In der Nacht vom 9. auf den 10. November 1989 habe ich ahnungslos geschlafen. Gegen 5:00 Uhr morgens klingelte das Telefon, ewig. Ich wurde wach. Aufstehen wollte ich nicht. Irgendwann nahm mein Vater ab, und ich hörte ihn sagen: »Du stehst auf dem Kudamm, jaja! Blau biste! Weißt Du eigentlich, wie spät es ist?! Hör doch auf: Kudamm!« Da habe ich das Radio angeschaltet und gehört, was los war. Angerufen hatte ein Kollege meines Vaters, der nachts noch über die Bornholmer Brücke nach Westberlin gekommen war. Er mag tatsächlich blau gewesen sein, als er anrief. Aber er rief wirklich vom Kudamm aus an.
••• Von der Herzdame waren hier gelegentlich schon Bilder zu sehen. Und zu meiner und Markus A. Hedigers großer Freude hat sie ja auch letztes Jahr das Cover des »Krötenkarnevals« gestaltet. Auf Steve Loyas Kunstblog »go flying turtle« gibt es nun ein Interview mit Kerstin und einen schönen Querschnitt durch ihre künstlerischen Arbeiten der letzten Jahre, eine, wie ich finde, sehr gelungene Auswahl.
Bevor ihr das Interview lest, möchte ich auch hier nochmals ausdrücklich darauf hinweisen, dass ich nicht zu jenem Teil von »friends and family« gehöre, dem ihre Arbeiten zu dunkel oder zu skurril erscheinen. Im Gegenteil: Ich bewundere den Mut, mit dem sie kein Thema, das sie bewegt, ausspart. Sie ist da deutlich mutiger als ich.
»Sigh no more, ladies, sigh no more«, aus dem Kenneth-Branagh-Film
»Much ado about nothing«
Sigh no more, ladies, sigh no more,
Men were deceivers ever,
One foot in sea and one on shore,
To one thing constant never:
Then sigh not so, but let them go,
And be you blithe and bonny,
Converting all your sounds of woe
Into Hey nonny, nonny.
Sing no more ditties, sing no moe,
Of dumps so dull and heavey;
The fraud of men was ever so,
Since summer first was leavy:
Then sigh not so, but let them go,
And be you blithe and bonny,
Converting all your sounds of woe
Into Hey nonny, nonny!
••• Mit einem der Buchhandelsverteter kam ich am letzten Donnerstag auf die Shakespeare-Verfilmungen von Kenneth Branagh zu sprechen. Ich sammle Shakespeare-Übersetzungen und Shakespeare-Verfilmungen, und bei den Filmen zählen die von und mit Kenneth Branagh zu meinen Favoriten. »Much ado about nothing« beispielsweise, eines der – nun ja – seichteren Stücke Shakespeares, zeigt bei aller Gefälligkeit doch auch, auf welch hohem sprachlichen Niveau sich Entertainment bewegen kann. Nicht zu verachten sind auch die Filmmusiken, bei den Branagh-Adaptionen zumeist – wie bei »Heinrich V« und eben auch »Much ado about nothing« – von Patrick Doyle für großes Symphonieorchester komponiert.

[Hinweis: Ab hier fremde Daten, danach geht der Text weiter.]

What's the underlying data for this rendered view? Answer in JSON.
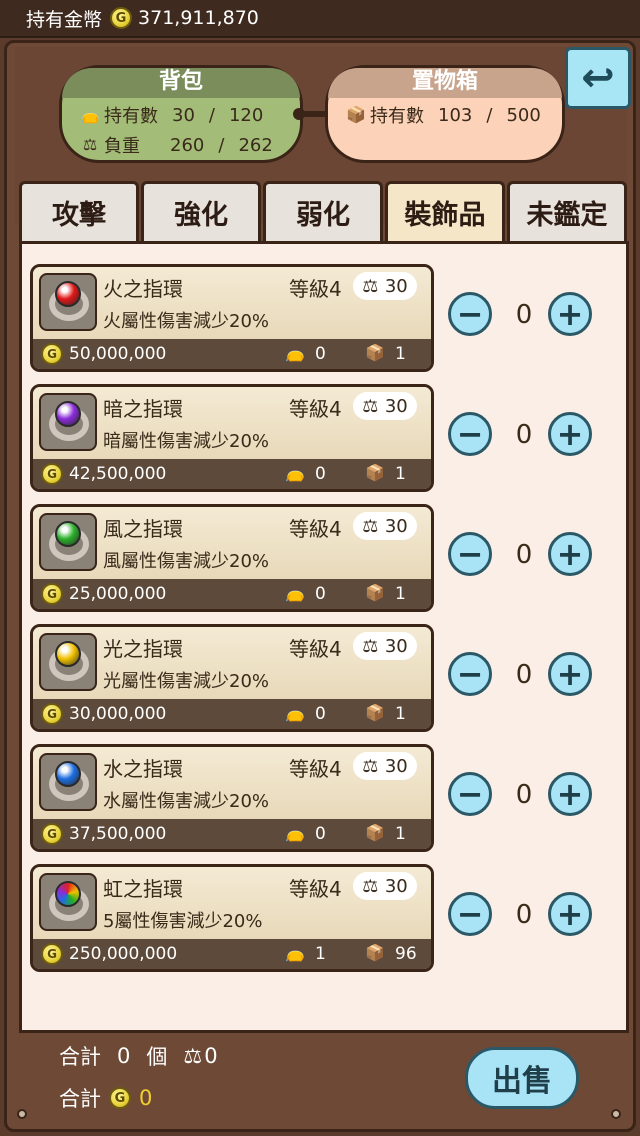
{
  "topbar": {
    "label": "持有金幣",
    "coin": "G",
    "gold": "371,911,870"
  },
  "bag": {
    "title": "背包",
    "count_label": "持有數",
    "count": "30",
    "count_max": "120",
    "weight_label": "負重",
    "weight": "260",
    "weight_max": "262",
    "sep": "/"
  },
  "box": {
    "title": "置物箱",
    "count_label": "持有數",
    "count": "103",
    "count_max": "500",
    "sep": "/"
  },
  "back_icon": "undo-arrow-icon",
  "tabs": [
    {
      "label": "攻擊"
    },
    {
      "label": "強化"
    },
    {
      "label": "弱化"
    },
    {
      "label": "裝飾品",
      "active": true
    },
    {
      "label": "未鑑定"
    }
  ],
  "items": [
    {
      "name": "火之指環",
      "level": "等級4",
      "weight": "30",
      "desc": "火屬性傷害減少20%",
      "price": "50,000,000",
      "bag": "0",
      "box": "1",
      "qty": "0",
      "gem_color": "#e01818"
    },
    {
      "name": "暗之指環",
      "level": "等級4",
      "weight": "30",
      "desc": "暗屬性傷害減少20%",
      "price": "42,500,000",
      "bag": "0",
      "box": "1",
      "qty": "0",
      "gem_color": "#8a2cd8"
    },
    {
      "name": "風之指環",
      "level": "等級4",
      "weight": "30",
      "desc": "風屬性傷害減少20%",
      "price": "25,000,000",
      "bag": "0",
      "box": "1",
      "qty": "0",
      "gem_color": "#2cb02c"
    },
    {
      "name": "光之指環",
      "level": "等級4",
      "weight": "30",
      "desc": "光屬性傷害減少20%",
      "price": "30,000,000",
      "bag": "0",
      "box": "1",
      "qty": "0",
      "gem_color": "#f0c000"
    },
    {
      "name": "水之指環",
      "level": "等級4",
      "weight": "30",
      "desc": "水屬性傷害減少20%",
      "price": "37,500,000",
      "bag": "0",
      "box": "1",
      "qty": "0",
      "gem_color": "#1e6ee0"
    },
    {
      "name": "虹之指環",
      "level": "等級4",
      "weight": "30",
      "desc": "5屬性傷害減少20%",
      "price": "250,000,000",
      "bag": "1",
      "box": "96",
      "qty": "0",
      "gem_color": "rainbow"
    }
  ],
  "stepper": {
    "minus": "−",
    "plus": "+"
  },
  "footer": {
    "total_label": "合計",
    "count": "0",
    "unit": "個",
    "weight": "0",
    "total_label2": "合計",
    "gold": "0",
    "sell": "出售"
  }
}
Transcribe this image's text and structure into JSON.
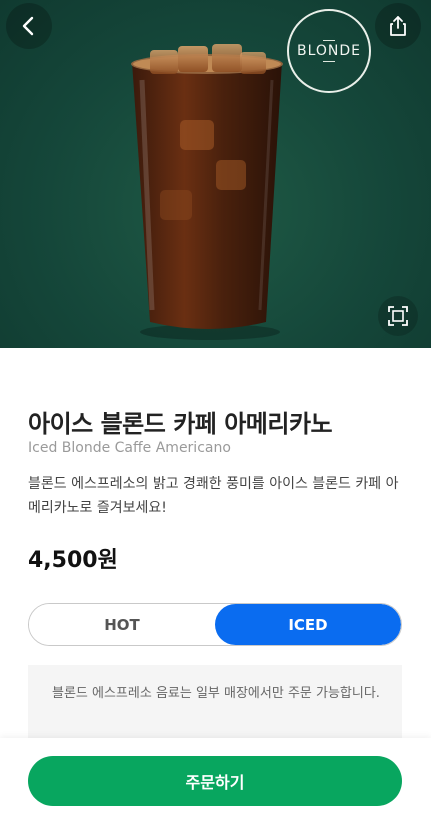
{
  "hero": {
    "badge_text": "BLONDE",
    "colors": {
      "background": "#15473a"
    }
  },
  "product": {
    "name_ko": "아이스 블론드 카페 아메리카노",
    "name_en": "Iced Blonde Caffe Americano",
    "description": "블론드 에스프레소의 밝고 경쾌한 풍미를 아이스 블론드 카페 아메리카노로 즐겨보세요!",
    "price": "4,500원"
  },
  "temperature": {
    "options": [
      "HOT",
      "ICED"
    ],
    "selected": "ICED"
  },
  "notice": "블론드 에스프레소 음료는 일부 매장에서만 주문 가능합니다.",
  "order": {
    "label": "주문하기"
  },
  "colors": {
    "accent_green": "#08a65f",
    "toggle_active": "#0a6cf0"
  },
  "icons": {
    "back": "chevron-left-icon",
    "share": "share-icon",
    "expand": "expand-icon"
  }
}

Als wir später auch auf die unvermeidliche Frage des potenziellen Büchersterbens zu sprechen kamen, überlegte ich, welche Bücher ich gern elektronisch zur Hand hätte, so dass man sie immer bei sich haben kann. Das wären zunächst alle Gedichtbände, das wären Dante, die Odyssee, Raoul Schrotts »Ilias« und meine Shakespeare-Sammlung (im Original und mit den Übersetzungen, insbesondere denen von Frank Günther). Auf die Bücher würde ich deswegen noch lang nicht verzichten wollen. Aber einen Ziegel wie die »Ilias« trägt man nun einmal nicht so leicht mit sich herum.